I’m not a Luddite. I dislike Luddites. But every corporate and political leader since Ludd has understood that the advance of technology must be sold as an opportunity, not a threat. I wrote about the John Henry story almost 15 years ago. I predicted “a move of economic activity from offices to university campuses, the replacement of management with innovation.”
What AI leaders are claiming is that their technology can replace innovation itself. This is extreme, even absurd, overselling. First because innovation must be tested before it’s released. Second, because education remains a human endeavor.

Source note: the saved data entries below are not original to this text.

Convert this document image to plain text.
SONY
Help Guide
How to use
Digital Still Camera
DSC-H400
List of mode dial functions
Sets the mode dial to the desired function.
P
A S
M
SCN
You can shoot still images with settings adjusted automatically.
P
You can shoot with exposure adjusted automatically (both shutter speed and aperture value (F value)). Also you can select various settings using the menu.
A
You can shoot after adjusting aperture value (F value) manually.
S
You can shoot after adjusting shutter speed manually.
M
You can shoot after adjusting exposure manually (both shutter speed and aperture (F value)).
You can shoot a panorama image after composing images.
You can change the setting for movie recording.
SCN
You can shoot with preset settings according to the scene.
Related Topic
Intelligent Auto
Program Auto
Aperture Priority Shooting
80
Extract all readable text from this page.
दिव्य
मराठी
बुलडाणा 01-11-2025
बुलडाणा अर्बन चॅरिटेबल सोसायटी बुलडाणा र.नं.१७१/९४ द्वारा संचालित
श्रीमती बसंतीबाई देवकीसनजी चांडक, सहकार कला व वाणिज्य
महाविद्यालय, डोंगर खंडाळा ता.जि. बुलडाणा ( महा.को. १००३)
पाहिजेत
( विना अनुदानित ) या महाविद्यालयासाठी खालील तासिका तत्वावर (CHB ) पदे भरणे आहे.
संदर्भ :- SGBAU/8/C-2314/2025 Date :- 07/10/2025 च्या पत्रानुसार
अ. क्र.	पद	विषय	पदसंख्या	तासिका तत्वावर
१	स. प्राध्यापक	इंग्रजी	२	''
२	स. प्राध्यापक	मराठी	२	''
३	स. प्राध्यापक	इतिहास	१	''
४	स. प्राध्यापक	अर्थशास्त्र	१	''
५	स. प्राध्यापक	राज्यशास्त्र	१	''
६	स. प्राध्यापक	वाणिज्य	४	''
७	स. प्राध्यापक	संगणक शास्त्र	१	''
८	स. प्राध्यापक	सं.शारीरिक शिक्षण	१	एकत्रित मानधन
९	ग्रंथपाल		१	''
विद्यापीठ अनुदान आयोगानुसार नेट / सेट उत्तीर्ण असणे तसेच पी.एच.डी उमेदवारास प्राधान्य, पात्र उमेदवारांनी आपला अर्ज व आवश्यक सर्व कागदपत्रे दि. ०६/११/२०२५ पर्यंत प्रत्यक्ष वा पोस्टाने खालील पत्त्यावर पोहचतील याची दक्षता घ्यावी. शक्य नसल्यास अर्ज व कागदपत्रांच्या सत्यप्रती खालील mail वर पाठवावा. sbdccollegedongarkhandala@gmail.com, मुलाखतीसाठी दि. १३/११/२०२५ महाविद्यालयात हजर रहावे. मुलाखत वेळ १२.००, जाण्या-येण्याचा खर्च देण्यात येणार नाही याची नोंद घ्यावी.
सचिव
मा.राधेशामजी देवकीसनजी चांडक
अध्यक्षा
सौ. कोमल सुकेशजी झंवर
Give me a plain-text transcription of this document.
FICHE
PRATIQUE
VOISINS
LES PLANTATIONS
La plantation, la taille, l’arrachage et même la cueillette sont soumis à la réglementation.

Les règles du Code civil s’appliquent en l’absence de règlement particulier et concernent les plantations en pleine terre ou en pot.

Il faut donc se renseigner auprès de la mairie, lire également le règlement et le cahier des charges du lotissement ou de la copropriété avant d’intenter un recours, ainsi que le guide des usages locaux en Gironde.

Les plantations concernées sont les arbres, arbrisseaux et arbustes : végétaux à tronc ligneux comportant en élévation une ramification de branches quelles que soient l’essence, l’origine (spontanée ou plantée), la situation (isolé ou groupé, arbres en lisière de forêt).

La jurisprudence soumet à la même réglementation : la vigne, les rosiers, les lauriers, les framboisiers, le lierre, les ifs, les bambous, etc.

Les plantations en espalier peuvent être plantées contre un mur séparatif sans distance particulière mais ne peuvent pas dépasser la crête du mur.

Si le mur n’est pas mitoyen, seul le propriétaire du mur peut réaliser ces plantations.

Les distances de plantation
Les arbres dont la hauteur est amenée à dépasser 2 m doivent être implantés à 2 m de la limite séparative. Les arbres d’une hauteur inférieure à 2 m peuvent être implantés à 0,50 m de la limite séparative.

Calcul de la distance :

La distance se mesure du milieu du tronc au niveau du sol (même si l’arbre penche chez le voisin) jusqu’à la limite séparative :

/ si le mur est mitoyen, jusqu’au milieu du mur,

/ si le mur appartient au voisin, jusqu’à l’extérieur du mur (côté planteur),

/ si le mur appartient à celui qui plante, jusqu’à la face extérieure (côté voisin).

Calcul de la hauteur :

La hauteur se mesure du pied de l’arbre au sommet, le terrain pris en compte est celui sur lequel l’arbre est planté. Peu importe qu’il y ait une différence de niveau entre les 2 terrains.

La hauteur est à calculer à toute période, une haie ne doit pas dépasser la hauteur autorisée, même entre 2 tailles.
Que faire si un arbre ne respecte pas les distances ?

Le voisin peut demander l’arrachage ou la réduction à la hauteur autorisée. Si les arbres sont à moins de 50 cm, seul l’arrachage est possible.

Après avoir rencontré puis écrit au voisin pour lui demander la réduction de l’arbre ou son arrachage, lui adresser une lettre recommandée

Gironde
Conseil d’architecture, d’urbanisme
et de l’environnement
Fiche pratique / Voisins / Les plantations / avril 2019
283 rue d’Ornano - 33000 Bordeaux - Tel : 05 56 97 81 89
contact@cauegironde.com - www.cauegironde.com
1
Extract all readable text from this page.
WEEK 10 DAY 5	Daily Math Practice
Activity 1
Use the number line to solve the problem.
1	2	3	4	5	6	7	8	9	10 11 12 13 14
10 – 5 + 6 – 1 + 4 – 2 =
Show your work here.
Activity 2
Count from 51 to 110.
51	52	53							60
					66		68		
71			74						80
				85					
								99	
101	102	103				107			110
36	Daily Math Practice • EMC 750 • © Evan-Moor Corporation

I’ve covered education technology since my kids were born. They’re approaching middle age, and machines still can’t educate anybody without human help.
Change the Tune or Die

People won’t accept being treated as slaves by technology. Elon Musk is not an Übermensch. I question whether he’s a mensch at all.
The benefits of AI must be shared, broadly. There are two ways in which this can happen.
Either AI leaders must gain a social conscience, or their profits must be seized by taxation. I prefer the former, although a growing proportion would support the latter, at confiscatory rates.
God knows there are good places to put the profits of AI. We can raise the standard of living. We can save the Earth, have peace, and educate everyone. AI multiplies human potential, but if that potential isn’t put to work on things that benefit everyone, what good is it?
To call Elon Musk, Peter Thiel, or Sam Altman a humanist is to call Jeffrey Dahmer an epicurean. We can’t choose technology’s leaders, and God knows most have been deeply flawed. We can’t choose who gets rich from technology. To equate money with virtue is an obscenity beyond words.
It’s your choice, guys. The AI boom has gone on for three years now. If you want to head off a bust wider and deeper than what befell the dot-com era, get your heads out of your own asses and start serving humanity.